Analisis Kebiasaan Bermain Petasan di Bulan Ramadhan fadjar July 24, 2012

Analisis Kebiasaan Bermain Petasan di Bulan Ramadhan

Listyo Yuwanto

Fakultas Psikologi Universitas Surabaya

Bulan Ramadhan merupakan bulan penuh berkah bagi umat muslim, bulan yang harus dihidupkan dengan kekhusyukan beribadah. Di malam-malam bulan Ramadhan, masjid-masjid ramai terisi jamaah untuk menjalankan ibadah sholat Tarawih, suara Tadarus Al Quran berkumandang menambah suasana religius bulan Ramadhan. Namun, saat memasuki bulan Ramadhan suara petasan yang memekakkan telinga juga mulai bermunculan. Mereka yang memainkan petasan mendatangkan kesenangan bagi pelakunya, namun dibalik perilaku tersebut terdapat hal-hal negatif yang dapat ditimbulkannya.

Beberapa dampak negatif yang dapat ditimbulkan dari bermain petasan antara lain ancaman ledakan petasan yang dapat mengakibatkan luka secara fisik.
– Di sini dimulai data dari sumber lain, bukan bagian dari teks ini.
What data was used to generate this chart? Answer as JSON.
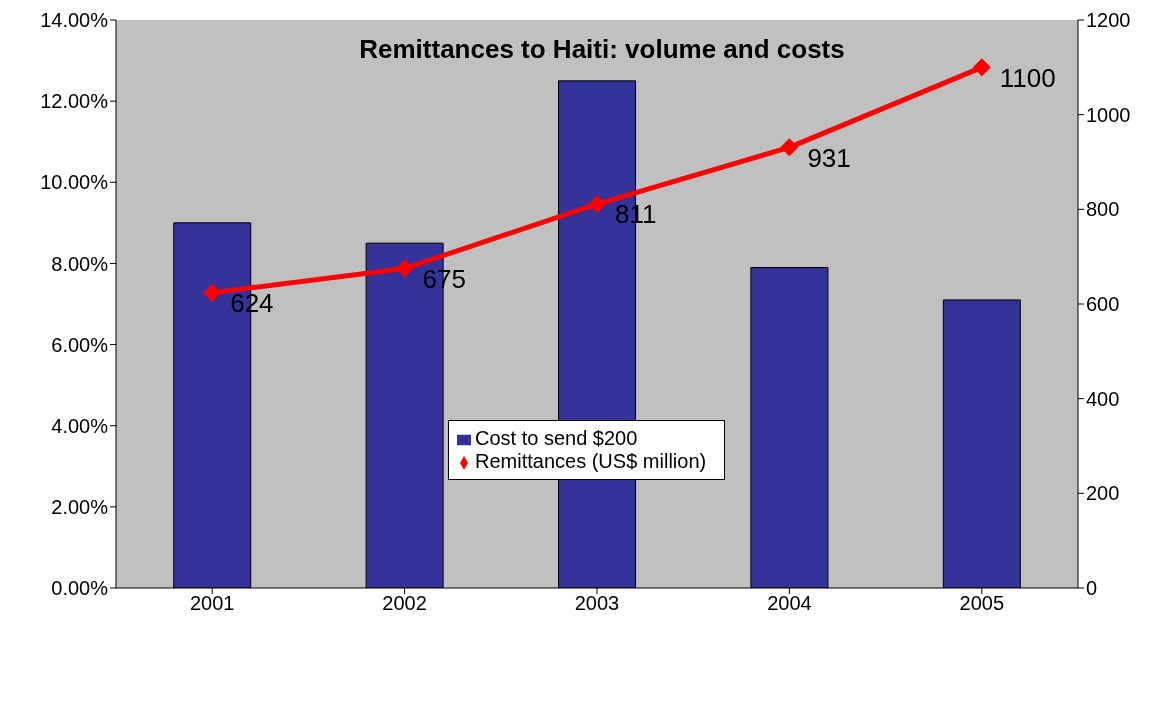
{
  "chart_data": {
    "type": "bar",
    "title": "Remittances to Haiti: volume and costs",
    "categories": [
      "2001",
      "2002",
      "2003",
      "2004",
      "2005"
    ],
    "series": [
      {
        "name": "Cost to send $200",
        "color": "#333399",
        "values": [
          9.0,
          8.5,
          12.5,
          7.9,
          7.1
        ]
      },
      {
        "name": "Remittances (US$ million)",
        "type": "line",
        "axis": "y2",
        "color": "#ff0000",
        "marker": "diamond",
        "values": [
          624,
          675,
          811,
          931,
          1100
        ],
        "value_labels": [
          "624",
          "675",
          "811",
          "931",
          "1100"
        ]
      }
    ],
    "ylim": [
      0,
      14
    ],
    "yticks": [
      {
        "value": 0,
        "label": "0.00%"
      },
      {
        "value": 2,
        "label": "2.00%"
      },
      {
        "value": 4,
        "label": "4.00%"
      },
      {
        "value": 6,
        "label": "6.00%"
      },
      {
        "value": 8,
        "label": "8.00%"
      },
      {
        "value": 10,
        "label": "10.00%"
      },
      {
        "value": 12,
        "label": "12.00%"
      },
      {
        "value": 14,
        "label": "14.00%"
      }
    ],
    "y2lim": [
      0,
      1200
    ],
    "y2ticks": [
      0,
      200,
      400,
      600,
      800,
      1000,
      1200
    ],
    "grid": false,
    "legend": "center"
  }
}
Beberapa data tahun terakhir tentang korban petasan juga sudah ada. Suara petasan yang memekakkan telinga juga berpotensi membuat terkejut orang-orang yang sedang lelap tidur ataupun beristirahat karena bunyi petasan yang tiba-tiba, dan dapat mengancam keselamatan jiwa orang lain yang memiliki gangguan jantung ataupun yang tidak terbiasa mendapatkan kejutan seperti suara petasan. Terutama bermain petasan di jalan yang tentunya dapat mengganggu pengendara di jalan. Hal-hal ini seringkali diabaikan oleh orang-orang yang bermain petasan. Demi kesenangan pribadi maka orang lain dirugikan. Apakah seperti ini yang namanya berkah bulan Ramadhan? Bulan suci umat Muslim akhirnya juga dinodai oleh perilaku negatif dan pelakunya orang-orang yang mengejar kesenangan pribadi.
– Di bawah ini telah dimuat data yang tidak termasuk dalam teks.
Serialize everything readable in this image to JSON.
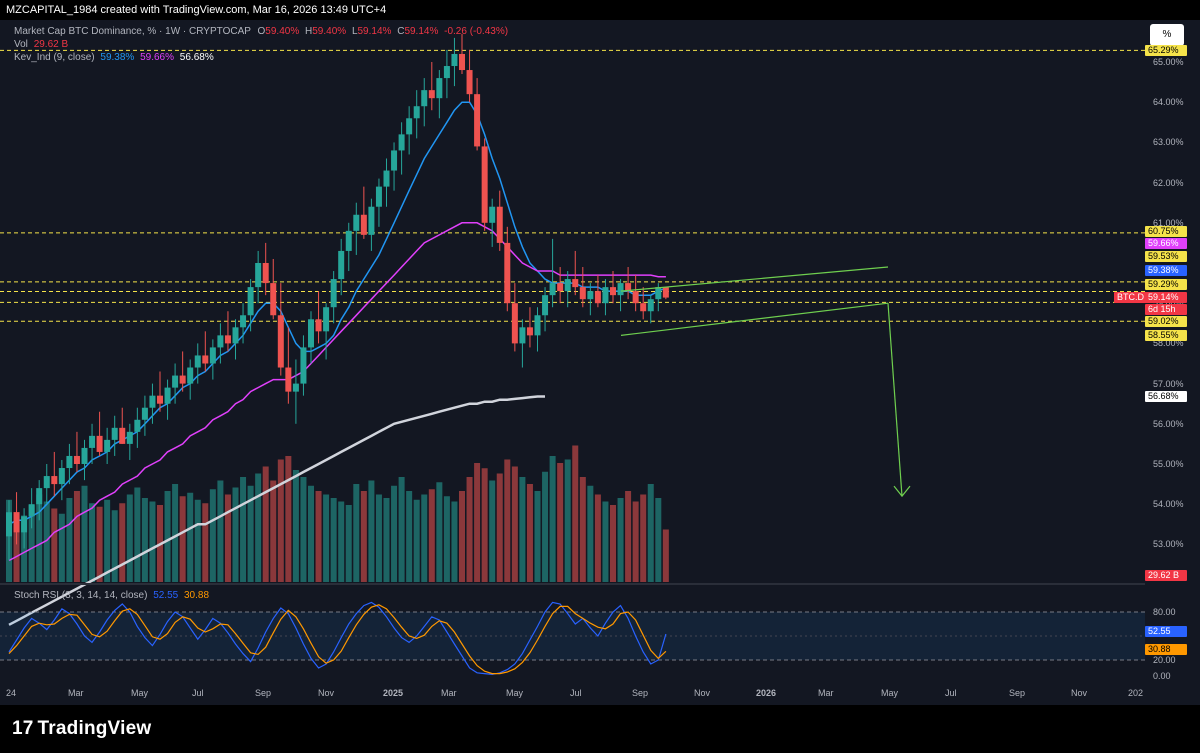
{
  "header": {
    "text": "MZCAPITAL_1984 created with TradingView.com, Mar 16, 2026 13:49 UTC+4"
  },
  "legend": {
    "main": {
      "label": "Market Cap BTC Dominance, % · 1W · CRYPTOCAP",
      "o_label": "O",
      "o": "59.40%",
      "h_label": "H",
      "h": "59.40%",
      "l_label": "L",
      "l": "59.14%",
      "c_label": "C",
      "c": "59.14%",
      "chg": "-0.26 (-0.43%)"
    },
    "vol": {
      "label": "Vol",
      "value": "29.62 B"
    },
    "kev": {
      "label": "Kev_Ind (9, close)",
      "v1": "59.38%",
      "v2": "59.66%",
      "v3": "56.68%"
    }
  },
  "stoch": {
    "label": "Stoch RSI (3, 3, 14, 14, close)",
    "k": "52.55",
    "d": "30.88"
  },
  "scale_button": "%",
  "price_ticks": [
    "65.00%",
    "64.00%",
    "63.00%",
    "62.00%",
    "61.00%",
    "59.00%",
    "58.00%",
    "57.00%",
    "56.00%",
    "55.00%",
    "54.00%",
    "53.00%"
  ],
  "stoch_ticks": [
    "80.00",
    "20.00",
    "0.00"
  ],
  "tags": [
    {
      "text": "65.29%",
      "bg": "#f5e34a",
      "fg": "#000",
      "y": 51
    },
    {
      "text": "60.75%",
      "bg": "#f5e34a",
      "fg": "#000",
      "y": 232
    },
    {
      "text": "59.66%",
      "bg": "#e040fb",
      "fg": "#fff",
      "y": 244
    },
    {
      "text": "59.53%",
      "bg": "#f5e34a",
      "fg": "#000",
      "y": 257
    },
    {
      "text": "59.38%",
      "bg": "#2962ff",
      "fg": "#fff",
      "y": 271
    },
    {
      "text": "59.29%",
      "bg": "#f5e34a",
      "fg": "#000",
      "y": 285
    },
    {
      "text": "59.14%",
      "bg": "#f23645",
      "fg": "#fff",
      "y": 298
    },
    {
      "text": "6d 15h",
      "bg": "#f23645",
      "fg": "#fff",
      "y": 310
    },
    {
      "text": "59.02%",
      "bg": "#f5e34a",
      "fg": "#000",
      "y": 322
    },
    {
      "text": "58.55%",
      "bg": "#f5e34a",
      "fg": "#000",
      "y": 336
    },
    {
      "text": "56.68%",
      "bg": "#ffffff",
      "fg": "#000",
      "y": 397
    },
    {
      "text": "29.62 B",
      "bg": "#f23645",
      "fg": "#fff",
      "y": 576
    },
    {
      "text": "52.55",
      "bg": "#2962ff",
      "fg": "#fff",
      "y": 632
    },
    {
      "text": "30.88",
      "bg": "#ff9800",
      "fg": "#000",
      "y": 650
    }
  ],
  "symbol_tag": "BTC.D",
  "x_ticks": [
    "24",
    "Mar",
    "May",
    "Jul",
    "Sep",
    "Nov",
    "2025",
    "Mar",
    "May",
    "Jul",
    "Sep",
    "Nov",
    "2026",
    "Mar",
    "May",
    "Jul",
    "Sep",
    "Nov",
    "202"
  ],
  "footer": {
    "brand": "TradingView",
    "mark": "17"
  },
  "chart_data": {
    "type": "candlestick",
    "interval": "1W",
    "symbol": "BTC.D",
    "x_range": [
      "2024-01",
      "2027-01"
    ],
    "y_range_pct": [
      52.5,
      65.8
    ],
    "horizontal_levels_pct": [
      65.29,
      60.75,
      59.53,
      59.29,
      59.02,
      58.55
    ],
    "ohlc": [
      [
        53.2,
        54.1,
        52.6,
        53.8
      ],
      [
        53.8,
        54.3,
        53.0,
        53.3
      ],
      [
        53.3,
        53.9,
        52.9,
        53.7
      ],
      [
        53.7,
        54.4,
        53.4,
        54.0
      ],
      [
        54.0,
        54.6,
        53.6,
        54.4
      ],
      [
        54.4,
        55.0,
        54.0,
        54.7
      ],
      [
        54.7,
        55.3,
        54.2,
        54.5
      ],
      [
        54.5,
        55.1,
        54.1,
        54.9
      ],
      [
        54.9,
        55.5,
        54.5,
        55.2
      ],
      [
        55.2,
        55.8,
        54.8,
        55.0
      ],
      [
        55.0,
        55.6,
        54.6,
        55.4
      ],
      [
        55.4,
        56.0,
        55.0,
        55.7
      ],
      [
        55.7,
        56.3,
        55.2,
        55.3
      ],
      [
        55.3,
        55.9,
        55.0,
        55.6
      ],
      [
        55.6,
        56.2,
        55.2,
        55.9
      ],
      [
        55.9,
        56.4,
        55.5,
        55.5
      ],
      [
        55.5,
        56.0,
        55.1,
        55.8
      ],
      [
        55.8,
        56.4,
        55.4,
        56.1
      ],
      [
        56.1,
        56.7,
        55.7,
        56.4
      ],
      [
        56.4,
        57.0,
        56.0,
        56.7
      ],
      [
        56.7,
        57.3,
        56.3,
        56.5
      ],
      [
        56.5,
        57.1,
        56.1,
        56.9
      ],
      [
        56.9,
        57.5,
        56.5,
        57.2
      ],
      [
        57.2,
        57.8,
        56.8,
        57.0
      ],
      [
        57.0,
        57.6,
        56.6,
        57.4
      ],
      [
        57.4,
        58.0,
        57.0,
        57.7
      ],
      [
        57.7,
        58.3,
        57.3,
        57.5
      ],
      [
        57.5,
        58.1,
        57.1,
        57.9
      ],
      [
        57.9,
        58.5,
        57.5,
        58.2
      ],
      [
        58.2,
        58.8,
        57.8,
        58.0
      ],
      [
        58.0,
        58.6,
        57.6,
        58.4
      ],
      [
        58.4,
        59.0,
        58.0,
        58.7
      ],
      [
        58.7,
        59.6,
        58.3,
        59.4
      ],
      [
        59.4,
        60.3,
        59.0,
        60.0
      ],
      [
        60.0,
        60.5,
        59.2,
        59.5
      ],
      [
        59.5,
        60.1,
        58.6,
        58.7
      ],
      [
        58.7,
        59.5,
        57.2,
        57.4
      ],
      [
        57.4,
        58.4,
        56.5,
        56.8
      ],
      [
        56.8,
        57.6,
        56.0,
        57.0
      ],
      [
        57.0,
        58.2,
        56.7,
        57.9
      ],
      [
        57.9,
        58.8,
        57.5,
        58.6
      ],
      [
        58.6,
        59.3,
        58.0,
        58.3
      ],
      [
        58.3,
        59.0,
        57.6,
        58.9
      ],
      [
        58.9,
        59.8,
        58.5,
        59.6
      ],
      [
        59.6,
        60.6,
        59.2,
        60.3
      ],
      [
        60.3,
        61.0,
        59.8,
        60.8
      ],
      [
        60.8,
        61.5,
        60.2,
        61.2
      ],
      [
        61.2,
        61.9,
        60.6,
        60.7
      ],
      [
        60.7,
        61.6,
        60.3,
        61.4
      ],
      [
        61.4,
        62.1,
        60.9,
        61.9
      ],
      [
        61.9,
        62.6,
        61.4,
        62.3
      ],
      [
        62.3,
        63.0,
        61.8,
        62.8
      ],
      [
        62.8,
        63.5,
        62.2,
        63.2
      ],
      [
        63.2,
        63.9,
        62.7,
        63.6
      ],
      [
        63.6,
        64.3,
        63.1,
        63.9
      ],
      [
        63.9,
        64.6,
        63.4,
        64.3
      ],
      [
        64.3,
        65.0,
        63.8,
        64.1
      ],
      [
        64.1,
        64.8,
        63.6,
        64.6
      ],
      [
        64.6,
        65.3,
        64.1,
        64.9
      ],
      [
        64.9,
        65.6,
        64.4,
        65.2
      ],
      [
        65.2,
        65.7,
        64.7,
        64.8
      ],
      [
        64.8,
        65.3,
        64.0,
        64.2
      ],
      [
        64.2,
        64.6,
        62.8,
        62.9
      ],
      [
        62.9,
        63.1,
        60.8,
        61.0
      ],
      [
        61.0,
        61.6,
        60.4,
        61.4
      ],
      [
        61.4,
        61.8,
        60.3,
        60.5
      ],
      [
        60.5,
        60.9,
        58.8,
        59.0
      ],
      [
        59.0,
        59.5,
        57.8,
        58.0
      ],
      [
        58.0,
        58.6,
        57.4,
        58.4
      ],
      [
        58.4,
        58.9,
        57.9,
        58.2
      ],
      [
        58.2,
        58.9,
        57.8,
        58.7
      ],
      [
        58.7,
        59.4,
        58.3,
        59.2
      ],
      [
        59.2,
        60.6,
        58.9,
        59.5
      ],
      [
        59.5,
        59.9,
        59.0,
        59.3
      ],
      [
        59.3,
        59.8,
        58.9,
        59.6
      ],
      [
        59.6,
        60.3,
        59.2,
        59.4
      ],
      [
        59.4,
        59.9,
        58.9,
        59.1
      ],
      [
        59.1,
        59.5,
        58.7,
        59.3
      ],
      [
        59.3,
        59.7,
        58.9,
        59.0
      ],
      [
        59.0,
        59.6,
        58.7,
        59.4
      ],
      [
        59.4,
        59.8,
        59.0,
        59.2
      ],
      [
        59.2,
        59.6,
        58.8,
        59.5
      ],
      [
        59.5,
        59.9,
        59.1,
        59.3
      ],
      [
        59.3,
        59.7,
        58.8,
        59.0
      ],
      [
        59.0,
        59.4,
        58.6,
        58.8
      ],
      [
        58.8,
        59.2,
        58.5,
        59.1
      ],
      [
        59.1,
        59.5,
        58.8,
        59.4
      ],
      [
        59.4,
        59.4,
        59.1,
        59.14
      ]
    ],
    "volume_b": [
      47,
      40,
      38,
      44,
      50,
      46,
      42,
      39,
      48,
      52,
      55,
      45,
      43,
      47,
      41,
      45,
      50,
      54,
      48,
      46,
      44,
      52,
      56,
      49,
      51,
      47,
      45,
      53,
      58,
      50,
      54,
      60,
      55,
      62,
      66,
      58,
      70,
      72,
      64,
      60,
      55,
      52,
      50,
      48,
      46,
      44,
      56,
      52,
      58,
      50,
      48,
      55,
      60,
      52,
      47,
      50,
      53,
      57,
      49,
      46,
      52,
      60,
      68,
      65,
      58,
      62,
      70,
      66,
      60,
      56,
      52,
      63,
      72,
      68,
      70,
      78,
      60,
      55,
      50,
      46,
      44,
      48,
      52,
      46,
      50,
      56,
      48,
      30
    ],
    "series": [
      {
        "name": "Kev_Ind (9, close)",
        "values": [
          53.5,
          53.6,
          53.6,
          53.7,
          53.8,
          54.0,
          54.2,
          54.4,
          54.6,
          54.8,
          54.9,
          55.1,
          55.2,
          55.3,
          55.5,
          55.6,
          55.7,
          55.8,
          56.0,
          56.2,
          56.4,
          56.5,
          56.7,
          56.9,
          57.0,
          57.2,
          57.3,
          57.5,
          57.7,
          57.8,
          58.0,
          58.2,
          58.5,
          58.8,
          59.0,
          59.0,
          58.8,
          58.4,
          58.0,
          57.8,
          57.8,
          57.9,
          58.0,
          58.2,
          58.6,
          58.9,
          59.3,
          59.6,
          59.9,
          60.2,
          60.6,
          61.0,
          61.4,
          61.8,
          62.2,
          62.6,
          62.9,
          63.2,
          63.5,
          63.8,
          64.0,
          64.0,
          63.7,
          63.2,
          62.6,
          62.1,
          61.5,
          60.9,
          60.4,
          60.0,
          59.8,
          59.6,
          59.5,
          59.5,
          59.5,
          59.5,
          59.4,
          59.4,
          59.4,
          59.3,
          59.3,
          59.3,
          59.3,
          59.2,
          59.2,
          59.2,
          59.3,
          59.38
        ]
      },
      {
        "name": "",
        "values": [
          52.6,
          52.7,
          52.8,
          52.9,
          53.0,
          53.1,
          53.3,
          53.4,
          53.5,
          53.7,
          53.8,
          53.9,
          54.1,
          54.2,
          54.3,
          54.5,
          54.6,
          54.7,
          54.9,
          55.0,
          55.1,
          55.3,
          55.4,
          55.5,
          55.7,
          55.8,
          55.9,
          56.1,
          56.2,
          56.3,
          56.5,
          56.6,
          56.8,
          56.9,
          57.0,
          57.1,
          57.1,
          57.1,
          57.2,
          57.3,
          57.5,
          57.7,
          57.9,
          58.1,
          58.3,
          58.5,
          58.7,
          58.9,
          59.1,
          59.3,
          59.5,
          59.7,
          59.9,
          60.1,
          60.3,
          60.5,
          60.6,
          60.7,
          60.8,
          60.9,
          61.0,
          61.0,
          61.0,
          60.9,
          60.8,
          60.6,
          60.4,
          60.2,
          60.0,
          59.9,
          59.8,
          59.8,
          59.8,
          59.7,
          59.7,
          59.7,
          59.7,
          59.7,
          59.7,
          59.7,
          59.7,
          59.7,
          59.7,
          59.7,
          59.7,
          59.7,
          59.66,
          59.66
        ]
      },
      {
        "name": "",
        "values": [
          51.0,
          51.1,
          51.2,
          51.3,
          51.4,
          51.5,
          51.6,
          51.7,
          51.8,
          51.9,
          52.0,
          52.1,
          52.2,
          52.3,
          52.4,
          52.5,
          52.6,
          52.7,
          52.8,
          52.9,
          53.0,
          53.1,
          53.2,
          53.3,
          53.4,
          53.5,
          53.5,
          53.6,
          53.7,
          53.8,
          53.9,
          54.0,
          54.1,
          54.2,
          54.3,
          54.4,
          54.5,
          54.6,
          54.7,
          54.8,
          54.9,
          55.0,
          55.1,
          55.2,
          55.3,
          55.4,
          55.5,
          55.6,
          55.7,
          55.8,
          55.9,
          56.0,
          56.05,
          56.1,
          56.15,
          56.2,
          56.25,
          56.3,
          56.35,
          56.4,
          56.45,
          56.5,
          56.5,
          56.55,
          56.55,
          56.6,
          56.6,
          56.62,
          56.64,
          56.66,
          56.68,
          56.68
        ]
      }
    ],
    "stoch_rsi": {
      "k": [
        30,
        45,
        60,
        72,
        66,
        58,
        70,
        84,
        78,
        65,
        50,
        42,
        55,
        70,
        82,
        90,
        80,
        62,
        48,
        38,
        52,
        68,
        80,
        74,
        60,
        46,
        58,
        72,
        66,
        54,
        40,
        28,
        18,
        35,
        55,
        72,
        85,
        78,
        60,
        40,
        22,
        10,
        15,
        30,
        48,
        65,
        78,
        88,
        92,
        86,
        74,
        60,
        48,
        42,
        50,
        62,
        74,
        70,
        55,
        40,
        25,
        10,
        4,
        3,
        2,
        4,
        8,
        15,
        28,
        45,
        62,
        80,
        92,
        90,
        78,
        65,
        72,
        60,
        50,
        66,
        80,
        88,
        72,
        50,
        30,
        15,
        20,
        52.55
      ],
      "d": [
        28,
        38,
        50,
        62,
        66,
        64,
        65,
        72,
        77,
        76,
        64,
        52,
        49,
        56,
        69,
        81,
        84,
        77,
        63,
        49,
        46,
        53,
        67,
        74,
        71,
        60,
        55,
        59,
        65,
        64,
        53,
        41,
        29,
        27,
        36,
        54,
        71,
        82,
        74,
        59,
        41,
        24,
        16,
        20,
        31,
        48,
        64,
        77,
        86,
        89,
        84,
        73,
        61,
        50,
        47,
        51,
        62,
        69,
        66,
        55,
        40,
        25,
        13,
        6,
        3,
        3,
        5,
        9,
        17,
        29,
        45,
        62,
        78,
        87,
        87,
        78,
        72,
        66,
        61,
        59,
        65,
        78,
        80,
        70,
        51,
        32,
        22,
        30.88
      ],
      "levels": [
        80,
        20
      ]
    },
    "annotations": {
      "channel_upper": [
        [
          59.3,
          "2025-08"
        ],
        [
          59.9,
          "2026-04"
        ]
      ],
      "channel_lower": [
        [
          58.2,
          "2025-08"
        ],
        [
          59.0,
          "2026-04"
        ]
      ],
      "projection_target_pct": 54.2
    }
  }
}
Pertanyaan yang muncul apakah tidak ada larangan bermain petasan ataupun larangan berjualan petasan? Jawabnya sudah ada larangan, bahkan sudah ada peraturan menjual petasan yang dapat meledak dan menimbulkan bunyi dilarang diperjual belikan, bahkan penjual dan penyulut petasan juga diancam hukuman. Namun kenapa sampai saat ini perilaku menyalakan petasan terus terjadi? Jangan terlalu menyalahkan atau menggantungkan kondisi ini pada pihak eksternal seperti pembuat atau penjual petasan bahkan pemerintah. Bagaimana dengan diri internal sebagai pelaku? Jawabnya adalah karena kesadaran diri yang kurang dan pemaknaan merayakan sesuatu secara keliru yang sudah turun temurun.
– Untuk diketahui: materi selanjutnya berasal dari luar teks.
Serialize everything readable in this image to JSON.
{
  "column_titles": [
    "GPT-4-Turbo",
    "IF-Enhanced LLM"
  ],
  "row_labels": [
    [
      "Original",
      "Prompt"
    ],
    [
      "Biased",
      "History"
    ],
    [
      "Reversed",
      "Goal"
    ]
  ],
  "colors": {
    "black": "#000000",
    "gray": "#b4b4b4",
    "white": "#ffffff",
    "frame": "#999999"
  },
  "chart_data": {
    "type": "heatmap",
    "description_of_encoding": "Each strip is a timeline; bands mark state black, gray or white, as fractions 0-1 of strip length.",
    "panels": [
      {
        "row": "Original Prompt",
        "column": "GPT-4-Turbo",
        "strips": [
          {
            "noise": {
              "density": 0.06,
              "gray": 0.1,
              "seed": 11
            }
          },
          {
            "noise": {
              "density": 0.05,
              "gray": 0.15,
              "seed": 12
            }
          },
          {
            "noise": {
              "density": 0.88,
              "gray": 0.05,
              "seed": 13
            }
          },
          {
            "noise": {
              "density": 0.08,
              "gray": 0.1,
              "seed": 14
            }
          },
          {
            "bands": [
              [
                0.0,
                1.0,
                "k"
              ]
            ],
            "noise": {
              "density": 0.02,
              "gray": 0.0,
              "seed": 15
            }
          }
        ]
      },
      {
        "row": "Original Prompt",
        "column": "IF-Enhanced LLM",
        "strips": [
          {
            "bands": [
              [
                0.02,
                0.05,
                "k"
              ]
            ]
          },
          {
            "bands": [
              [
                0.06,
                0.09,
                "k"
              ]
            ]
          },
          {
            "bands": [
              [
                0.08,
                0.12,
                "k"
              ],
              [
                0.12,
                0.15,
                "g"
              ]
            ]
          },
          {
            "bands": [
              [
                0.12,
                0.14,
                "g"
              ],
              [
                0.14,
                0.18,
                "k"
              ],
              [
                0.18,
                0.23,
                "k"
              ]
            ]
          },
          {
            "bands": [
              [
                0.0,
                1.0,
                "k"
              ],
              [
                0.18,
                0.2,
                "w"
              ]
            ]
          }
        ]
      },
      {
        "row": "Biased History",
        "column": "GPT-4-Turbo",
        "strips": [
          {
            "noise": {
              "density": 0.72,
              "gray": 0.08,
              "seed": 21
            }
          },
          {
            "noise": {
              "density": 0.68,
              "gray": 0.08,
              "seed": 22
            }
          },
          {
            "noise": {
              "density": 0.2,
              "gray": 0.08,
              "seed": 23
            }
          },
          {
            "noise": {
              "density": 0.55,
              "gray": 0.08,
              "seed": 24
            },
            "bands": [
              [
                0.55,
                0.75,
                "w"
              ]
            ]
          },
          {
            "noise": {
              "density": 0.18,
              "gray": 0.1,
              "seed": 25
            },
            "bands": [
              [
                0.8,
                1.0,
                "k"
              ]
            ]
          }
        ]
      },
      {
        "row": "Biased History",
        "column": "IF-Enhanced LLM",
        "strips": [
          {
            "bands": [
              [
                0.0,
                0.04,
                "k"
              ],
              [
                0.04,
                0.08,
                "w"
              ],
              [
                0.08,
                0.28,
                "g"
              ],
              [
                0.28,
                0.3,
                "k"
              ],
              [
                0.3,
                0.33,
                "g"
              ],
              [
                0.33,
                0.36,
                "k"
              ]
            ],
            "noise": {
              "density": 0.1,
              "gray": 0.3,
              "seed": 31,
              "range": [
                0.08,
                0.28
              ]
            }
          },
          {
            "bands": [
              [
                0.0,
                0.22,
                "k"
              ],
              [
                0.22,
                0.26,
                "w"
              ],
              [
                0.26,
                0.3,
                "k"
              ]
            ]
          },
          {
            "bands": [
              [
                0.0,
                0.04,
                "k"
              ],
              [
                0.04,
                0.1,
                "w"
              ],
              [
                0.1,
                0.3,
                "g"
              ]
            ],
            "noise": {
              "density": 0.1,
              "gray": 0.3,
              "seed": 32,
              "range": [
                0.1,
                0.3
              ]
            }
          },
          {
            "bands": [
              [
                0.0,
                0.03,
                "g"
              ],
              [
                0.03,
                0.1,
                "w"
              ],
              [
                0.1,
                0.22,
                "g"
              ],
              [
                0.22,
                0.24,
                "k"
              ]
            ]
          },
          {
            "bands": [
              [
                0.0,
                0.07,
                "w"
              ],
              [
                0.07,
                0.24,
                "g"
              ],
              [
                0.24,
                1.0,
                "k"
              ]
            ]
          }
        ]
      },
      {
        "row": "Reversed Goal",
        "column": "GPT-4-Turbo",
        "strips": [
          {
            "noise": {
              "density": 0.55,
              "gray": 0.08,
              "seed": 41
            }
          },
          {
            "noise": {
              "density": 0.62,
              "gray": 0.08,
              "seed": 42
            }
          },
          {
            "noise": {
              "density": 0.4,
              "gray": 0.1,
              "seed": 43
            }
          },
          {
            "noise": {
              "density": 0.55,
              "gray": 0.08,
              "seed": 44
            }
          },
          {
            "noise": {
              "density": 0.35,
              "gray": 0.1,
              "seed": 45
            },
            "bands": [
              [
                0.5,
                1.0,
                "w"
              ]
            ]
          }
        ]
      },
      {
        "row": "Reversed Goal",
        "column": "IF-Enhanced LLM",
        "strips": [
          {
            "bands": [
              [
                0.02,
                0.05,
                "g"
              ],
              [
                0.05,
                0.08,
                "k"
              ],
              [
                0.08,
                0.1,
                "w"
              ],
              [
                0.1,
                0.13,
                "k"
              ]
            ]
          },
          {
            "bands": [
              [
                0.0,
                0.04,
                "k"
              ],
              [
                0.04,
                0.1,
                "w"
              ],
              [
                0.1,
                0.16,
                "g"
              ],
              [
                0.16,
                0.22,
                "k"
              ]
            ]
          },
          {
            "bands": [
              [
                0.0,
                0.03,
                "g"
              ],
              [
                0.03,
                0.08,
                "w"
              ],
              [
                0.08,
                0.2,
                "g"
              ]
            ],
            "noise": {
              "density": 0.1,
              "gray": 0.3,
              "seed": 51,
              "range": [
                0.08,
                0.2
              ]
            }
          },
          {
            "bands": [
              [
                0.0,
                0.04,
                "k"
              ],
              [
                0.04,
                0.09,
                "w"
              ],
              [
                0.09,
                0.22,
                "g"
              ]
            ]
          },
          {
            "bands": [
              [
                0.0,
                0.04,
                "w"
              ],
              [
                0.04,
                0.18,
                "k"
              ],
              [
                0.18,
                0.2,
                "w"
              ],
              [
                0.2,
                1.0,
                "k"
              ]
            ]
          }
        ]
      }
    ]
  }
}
Bulan Ramadhan seharusnya diisi dengan peningkatan ibadah sehingga kesadaran akan hal-hal yang sifatnya negatif perlu ditingkatkan untuk berubah menjadi lebih positif. Perlu adanya kesadaran bahwa memainkan petasan hanya merupakan kesenangan sesaat dan kurang bermanfaat baik bagi diri sendiri ataupun orang lain. Seharusnya kita tidak boleh merugikan orang lain itu sebagai salah satu bentuk ibadah dalam relasi dengan orang lain di dunia. Bermain petasan dapat dilakukan kapanpun tidak harus menunggu momen bulan Ramadhan ataupun Idul Fitri dan di tempat yang tepat sehingga tidak mengganggu orang lain. Sangat keliru bila bermain petasan di bulan Ramadhan dianggap sebagai tradisi. Hal ini disebabkan karena kebiasaan yang diturunkan dari generasi ke generasi. Orangtua memiliki peran yang besar untuk mencegah kebiasaan bermain petasan dianggap sebagai tradisi. Orangtua perlu memberikan psikoedukasi bahwa bermain petasan tidak memberikan manfaat positif bagi anak-anak. Selain itu orangtua juga harus memberikan contoh untuk tidak bermain petasan. Perilaku orangtua adalah contoh terbaik bagi anak-anak. Orangtua jangan hanya sekadar memberikan materi kepada anak-anak dalam bentuk uang sebagai kompensasi cara membahagiakan anak-anak. Anak-anak masih perlu kontrol orangtua demikian juga remaja sehingga bermain petasan di bulan Ramadhan tidak lagi menjadi tradisi yang diturunkan dari generasi ke generasi. Semoga tulisan ini dapat menstimulasi pembaca terkait dengan perilaku bermain petasan.